Bazı insanlar başkalarının fikirlerine gereğinden fazla önem verirler. Onların fikirlerine o kadar çok önem verirler ki, onların fikirlerine taparcasına ya da büyük bir bağlılıkla inanmaya başlarlar. Onları uzman olarak görebilirler. Onları konu hakkında çok bilgili olarak görebilirler veya başka bir şey. Ancak unutulmaması gereken bir detay vardır.
O da, aslında her insan genellikle ne kadar bilgili olursa olsun, olaylara objektif bakabilme, olgunluğuna ve yeteneğine erişemediği sürece, ne kadar uzman olursa olsun veya ne kadar bilgili olursa olsun, her zaman için kendi bakış açısına ve kendi hoşuna gidecek şekilde olayları yorumlayacak ve buna göre bir çıkarım yapacaktır. Bu yüzden başkasının bilgisi aslında her zaman doğru olmayabilir. Başkasının bilgisinin doğru olmadığı gibi, aslında kalan pek çok şeyden anlattığı o kişinin yanlış bir yola doğru gidebilir.

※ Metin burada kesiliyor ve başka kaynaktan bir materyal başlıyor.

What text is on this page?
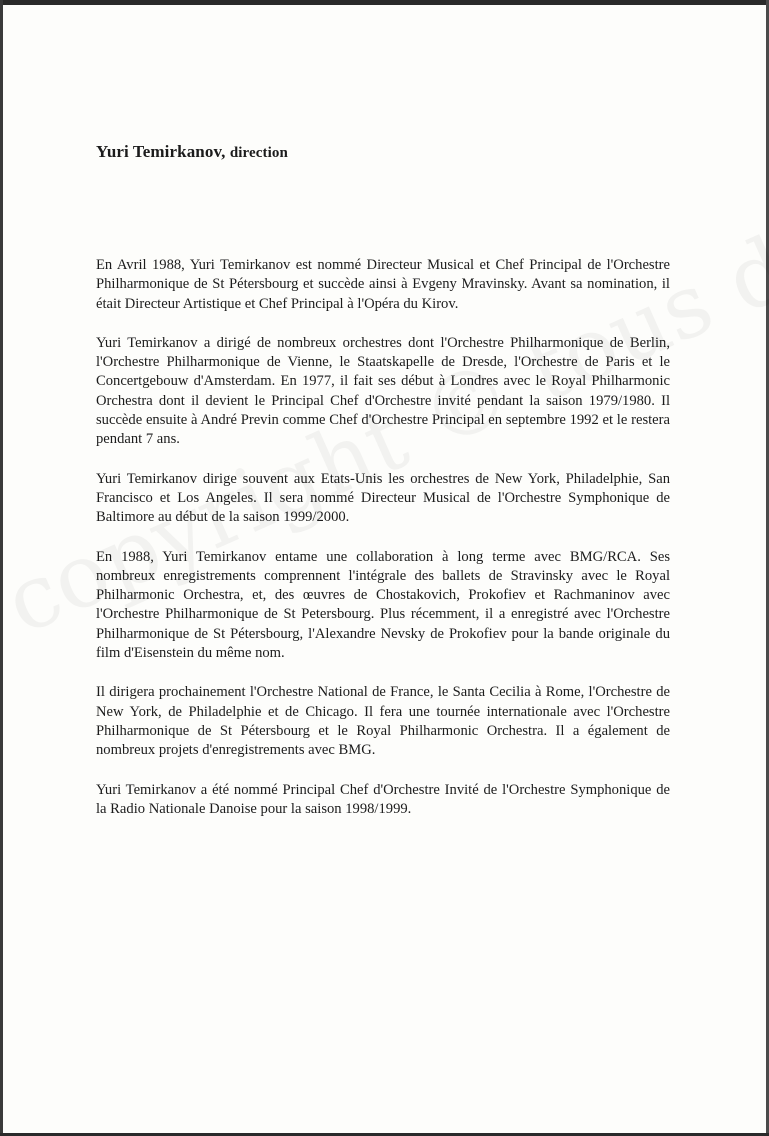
Yuri Temirkanov, direction

En Avril 1988, Yuri Temirkanov est nommé Directeur Musical et Chef Principal de l'Orchestre Philharmonique de St Pétersbourg et succède ainsi à Evgeny Mravinsky. Avant sa nomination, il était Directeur Artistique et Chef Principal à l'Opéra du Kirov.

Yuri Temirkanov a dirigé de nombreux orchestres dont l'Orchestre Philharmonique de Berlin, l'Orchestre Philharmonique de Vienne, le Staatskapelle de Dresde, l'Orchestre de Paris et le Concertgebouw d'Amsterdam. En 1977, il fait ses début à Londres avec le Royal Philharmonic Orchestra dont il devient le Principal Chef d'Orchestre invité pendant la saison 1979/1980. Il succède ensuite à André Previn comme Chef d'Orchestre Principal en septembre 1992 et le restera pendant 7 ans.

Yuri Temirkanov dirige souvent aux Etats-Unis les orchestres de New York, Philadelphie, San Francisco et Los Angeles. Il sera nommé Directeur Musical de l'Orchestre Symphonique de Baltimore au début de la saison 1999/2000.

En 1988, Yuri Temirkanov entame une collaboration à long terme avec BMG/RCA. Ses nombreux enregistrements comprennent l'intégrale des ballets de Stravinsky avec le Royal Philharmonic Orchestra, et, des œuvres de Chostakovich, Prokofiev et Rachmaninov avec l'Orchestre Philharmonique de St Petersbourg. Plus récemment, il a enregistré avec l'Orchestre Philharmonique de St Pétersbourg, l'Alexandre Nevsky de Prokofiev pour la bande originale du film d'Eisenstein du même nom.

Il dirigera prochainement l'Orchestre National de France, le Santa Cecilia à Rome, l'Orchestre de New York, de Philadelphie et de Chicago. Il fera une tournée internationale avec l'Orchestre Philharmonique de St Pétersbourg et le Royal Philharmonic Orchestra. Il a également de nombreux projets d'enregistrements avec BMG.

Yuri Temirkanov a été nommé Principal Chef d'Orchestre Invité de l'Orchestre Symphonique de la Radio Nationale Danoise pour la saison 1998/1999.
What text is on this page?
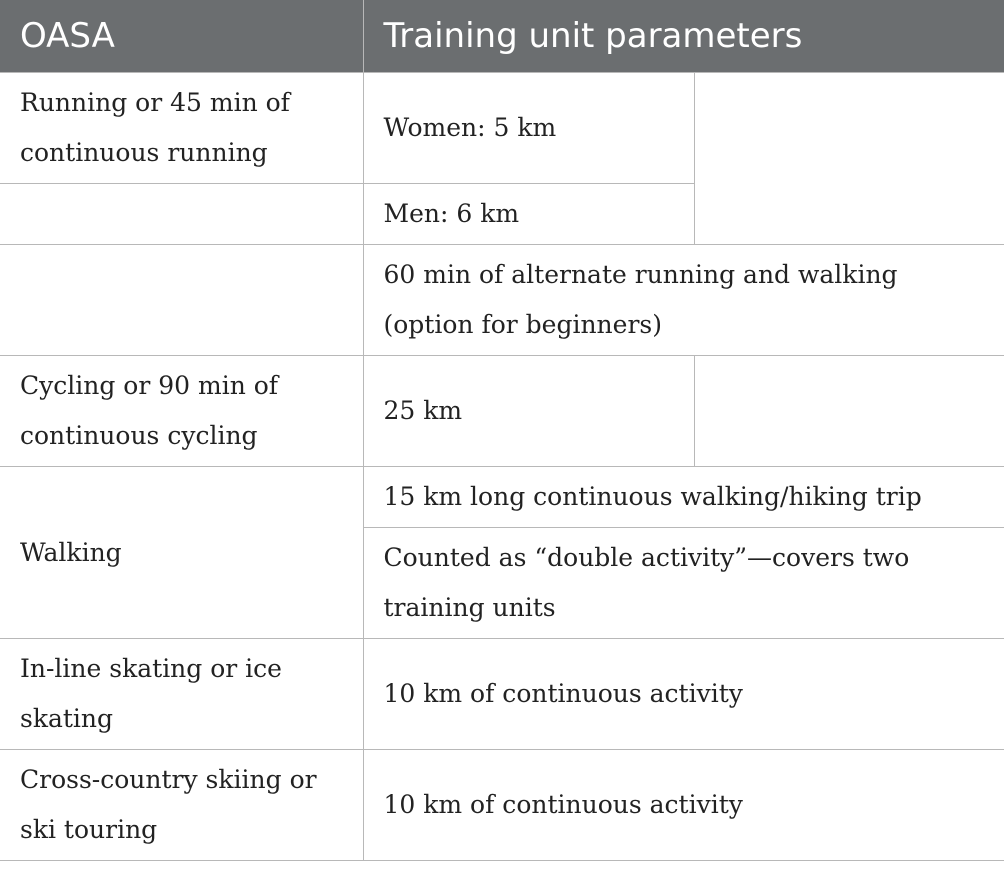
OASA	Training unit parameters	
Running or 45 min of continuous running	Women: 5 km	
	Men: 6 km	
	60 min of alternate running and walking (option for beginners)	
Cycling or 90 min of continuous cycling	25 km	
Walking	15 km long continuous walking/hiking trip	
	Counted as “double activity”—covers two training units	
In-line skating or ice skating	10 km of continuous activity	
Cross-country skiing or ski touring	10 km of continuous activity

Bir kişi ne kadar bilgili olursa olsun, olaylara inanç yönünden bakma, inanma yönünden bakma eğilimindeyse, olayları kendi inanacağı şekilde veya inanmak isteyeceği şekilde yorumlayacaktır. İstediği kadar uzman olsun, istediği kadar bilgili olsun, fark etmez. Bir kişi bu sebepten dolayı ancak olaylara kendi bakış açısıyla, kendi bilgisiyle bakmaya başladığı zaman doğru ile yanlış ayırt etmeye başlayabilir. Çünkü başkalarının fikirleri o insanın kendisi kadar, kendi doğruluğu kadar doğrudur.